Anyone can write a poem about a friend who's depressed or suicidal, and I am probably no exception, but what struck me when I read yours was how completely you managed to capture the feelings and images behind it.
My favorite lines are "But now I see you are nothing but pieces
that you glue back together everyday"
I love this:) (well, I don't love the topic but the way you portrayed it is stunning)
I believe that poetry's objective is to pull in the reader, to allow the reader to feel every line, comma, and period. That a poem is meant to devour a person in contemplation and submit them to utmost vulnerability. And especially to have the reader be able to recognize the emotions that the writer put into the work. Congratulations. You have done just that: you made me empathize with you, with your work, in my own life. My situation, however, is about the unattainable girl whom "Alas" was for. I am sidetracking, however. Back to your beautiful piece of artwork.

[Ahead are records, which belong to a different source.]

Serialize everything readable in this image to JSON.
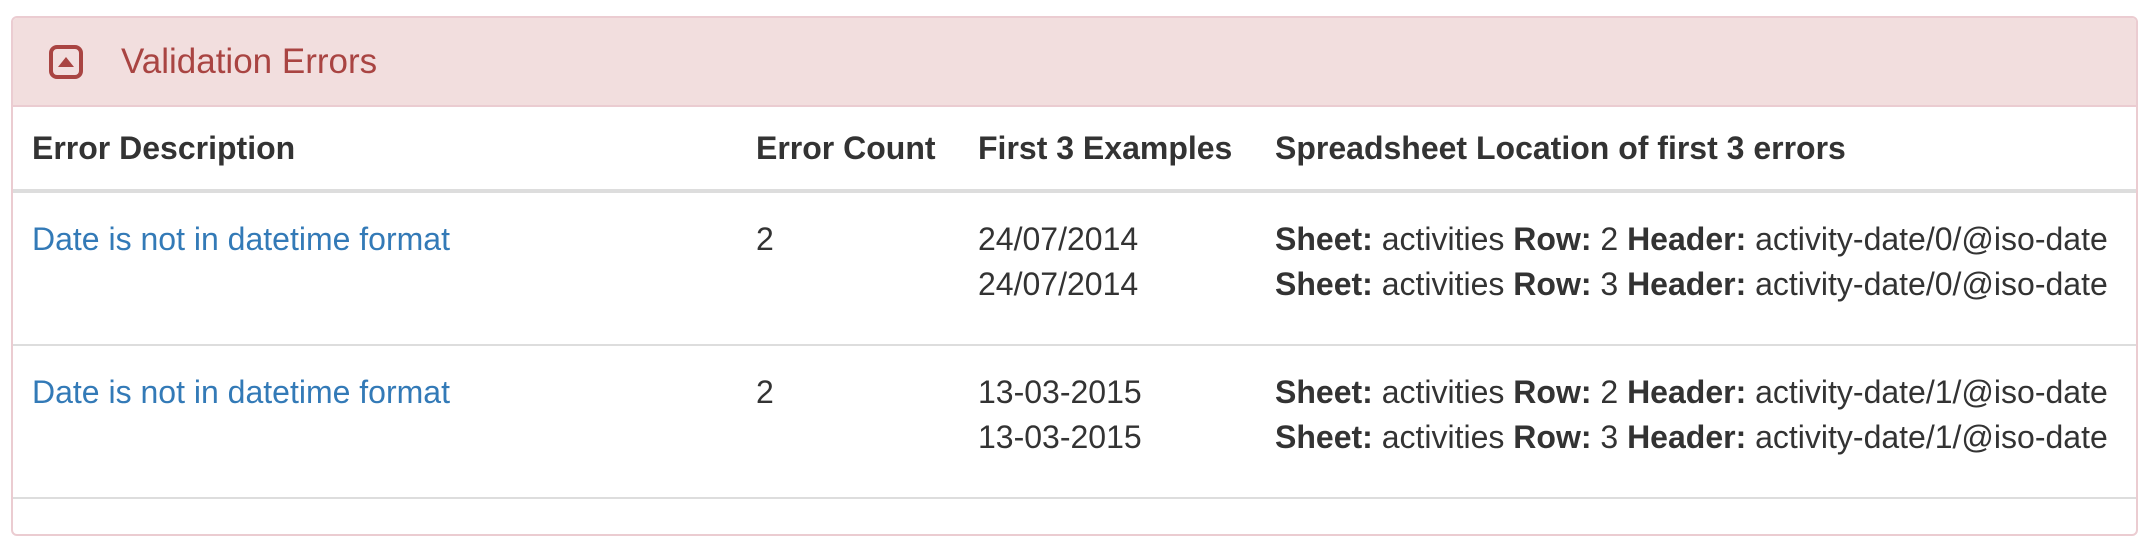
{
  "panel": {
    "title": "Validation Errors",
    "toggle_icon": "collapse-up-icon",
    "colors": {
      "heading_bg": "#f2dede",
      "heading_text": "#a94442",
      "border": "#ebccd1",
      "link": "#337ab7"
    }
  },
  "table": {
    "headers": {
      "description": "Error Description",
      "count": "Error Count",
      "examples": "First 3 Examples",
      "location": "Spreadsheet Location of first 3 errors"
    },
    "location_labels": {
      "sheet": "Sheet:",
      "row": "Row:",
      "header": "Header:"
    },
    "rows": [
      {
        "description": "Date is not in datetime format",
        "count": "2",
        "examples": [
          "24/07/2014",
          "24/07/2014"
        ],
        "locations": [
          {
            "sheet": "activities",
            "row": "2",
            "header": "activity-date/0/@iso-date"
          },
          {
            "sheet": "activities",
            "row": "3",
            "header": "activity-date/0/@iso-date"
          }
        ]
      },
      {
        "description": "Date is not in datetime format",
        "count": "2",
        "examples": [
          "13-03-2015",
          "13-03-2015"
        ],
        "locations": [
          {
            "sheet": "activities",
            "row": "2",
            "header": "activity-date/1/@iso-date"
          },
          {
            "sheet": "activities",
            "row": "3",
            "header": "activity-date/1/@iso-date"
          }
        ]
      }
    ]
  }
}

Strong, lulling, empowering...all, yet soft, and eager, but patient all the same. A portrayal of human interaction and relationships.
There is one small thing aside from my appraisal of this well worthy piece, however. Punctuation would make this stronger. The reader will be able to feel things more precisely with your guidelines of commas, dashes, periods, etc. Punctuation brings in your authority to the piece, in order to direct the reader to exactly what you want. This is my only bit of criticism. You are a real, true poet.
P.S.. Sorry that i got to reading this poem late. I forgot. And i regret that i had, for this has reawakened me from the depths of negligence.